Far and away the most distinguished passenger on the big German liner was the homeward bound Japanese Ambassador. He did not look the part, however. He was a squat, unobtrusive little man whose trousers fitted him badly, and whose carriage, when he was hampered by European clothes, suggested an insignificance that was only partially belied by the intelligence of his homely countenance. His appearance reflected no radiant blaze of glory, yet he was returning to his native land crowned with some of the finest diplomatic achievements of the century.

This statement is due to his Excellency, but it practically dismisses him from the story, which mainly concerns his trunk—his trunk No. 23, to be precise, for the Ambassador’s trunks were all numbered. There must have been half a hundred of them at least; all the same typical German steel trunks, but distinguished from other less important trunks of the same make insomuch that each one was adorned with two broad painted bands of scarlet, which showed out bravely and effectually prevented their being mixed up with any ordinary baggage. Apart from all other considerations, the wisdom of the Ambassador in thus distinctively marking his own trunks lay in the fact that the process insured their instant recognition by the Japanese Customs officials, by whom they were immune from examination.

This last fact was the one which counted for most with Fritz Vogel, steward and trombonist of the liner, as he daily contemplated the mountain of luggage and calculated how many Manila cigars one of those great red-striped trunks would hold.

“HE DAILY CONTEMPLATED THE MOUNTAIN OF LUGGAGE AND CALCULATED HOW MANY MANILA CIGARS ONE OF THOSE GREAT RED-STRIPED TRUNKS WOULD HOLD.”

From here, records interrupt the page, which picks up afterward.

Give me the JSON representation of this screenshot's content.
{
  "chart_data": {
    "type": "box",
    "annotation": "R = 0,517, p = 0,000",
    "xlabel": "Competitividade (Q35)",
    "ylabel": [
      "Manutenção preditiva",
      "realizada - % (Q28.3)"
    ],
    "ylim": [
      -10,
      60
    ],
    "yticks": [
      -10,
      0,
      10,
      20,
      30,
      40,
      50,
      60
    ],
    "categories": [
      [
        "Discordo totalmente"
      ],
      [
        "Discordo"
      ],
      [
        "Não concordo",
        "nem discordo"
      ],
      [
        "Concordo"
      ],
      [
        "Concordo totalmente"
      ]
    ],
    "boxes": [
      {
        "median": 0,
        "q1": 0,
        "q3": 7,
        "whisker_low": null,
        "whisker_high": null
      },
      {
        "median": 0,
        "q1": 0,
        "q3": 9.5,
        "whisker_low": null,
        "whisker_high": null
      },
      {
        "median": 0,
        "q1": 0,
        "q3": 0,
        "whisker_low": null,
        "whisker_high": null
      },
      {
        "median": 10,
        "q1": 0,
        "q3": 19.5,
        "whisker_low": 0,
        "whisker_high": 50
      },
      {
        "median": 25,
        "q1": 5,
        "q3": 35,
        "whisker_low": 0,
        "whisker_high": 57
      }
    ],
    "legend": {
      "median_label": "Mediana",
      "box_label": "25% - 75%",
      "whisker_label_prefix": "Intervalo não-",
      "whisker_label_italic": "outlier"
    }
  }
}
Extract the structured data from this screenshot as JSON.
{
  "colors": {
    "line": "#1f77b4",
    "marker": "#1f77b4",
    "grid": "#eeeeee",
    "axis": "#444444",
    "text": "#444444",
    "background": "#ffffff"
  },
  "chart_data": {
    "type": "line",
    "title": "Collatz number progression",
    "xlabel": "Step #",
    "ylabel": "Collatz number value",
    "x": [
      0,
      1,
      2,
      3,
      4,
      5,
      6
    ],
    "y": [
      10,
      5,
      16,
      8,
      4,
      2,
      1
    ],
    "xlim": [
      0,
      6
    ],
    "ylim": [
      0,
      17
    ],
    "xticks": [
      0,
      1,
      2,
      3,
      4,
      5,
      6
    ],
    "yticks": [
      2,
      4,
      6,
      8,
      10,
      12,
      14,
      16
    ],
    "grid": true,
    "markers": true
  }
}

Carefully packed, he figured it, one might crowd ten thousand cigars into each trunk. Ten thousand cigars, at eighty Mexican dollars a thousand, meant eighty pounds. Duty at one hundred and fifty per cent. ad valorem on eighty pounds would mean a hundred and twenty pounds, or, as Fritz Vogel calculated, two thousand four hundred marks. Therefore, as the meditative trombonist further worked out the possibilities, his Excellency could, by simply loading up a few dozen more trunks with cigars at Hong-Kong and getting them passed free through the Customs at Yokohama—or at Nagasaki or Kobe for that matter—make more in a week than he could hope to earn in a month of Sundays by sticking to the thorny paths of diplomacy.

Born west of the Suez, the fertile idea germinated in Vogel’s brain all through the dreary wastes of the Canal, and sprouted up green and vigorous, despite the withering blasts that pursued the liner down the Red Sea and across the Indian Ocean to Colombo. At Singapore it had become an obsession. When steaming through the Narrows into the latter port, however, on the way to the German mail wharf, Vogel observed a red-funnelled Jardine liner at the Messageries wharf, with the blue-peter flying.

An hour later the Laisang left for China, carrying a hastily-written letter from Fritz Vogel to his friend Max Krebs at Hong-Kong. It contained a fair statement of the salient facts in the case, and a crude but lucid sketch of one of the pieces of baggage, together with a description of the scarlet bands and full measurements. It also stated what has not been set forth above—that each of his Excellency’s trunks was numbered in large white figures at each end and on the top, and it suggested that in the case of any person desiring to have access to those trunks whilst they were still on board the liner, Nos. 23, 24, 27, 32, etc., were the easiest to reach.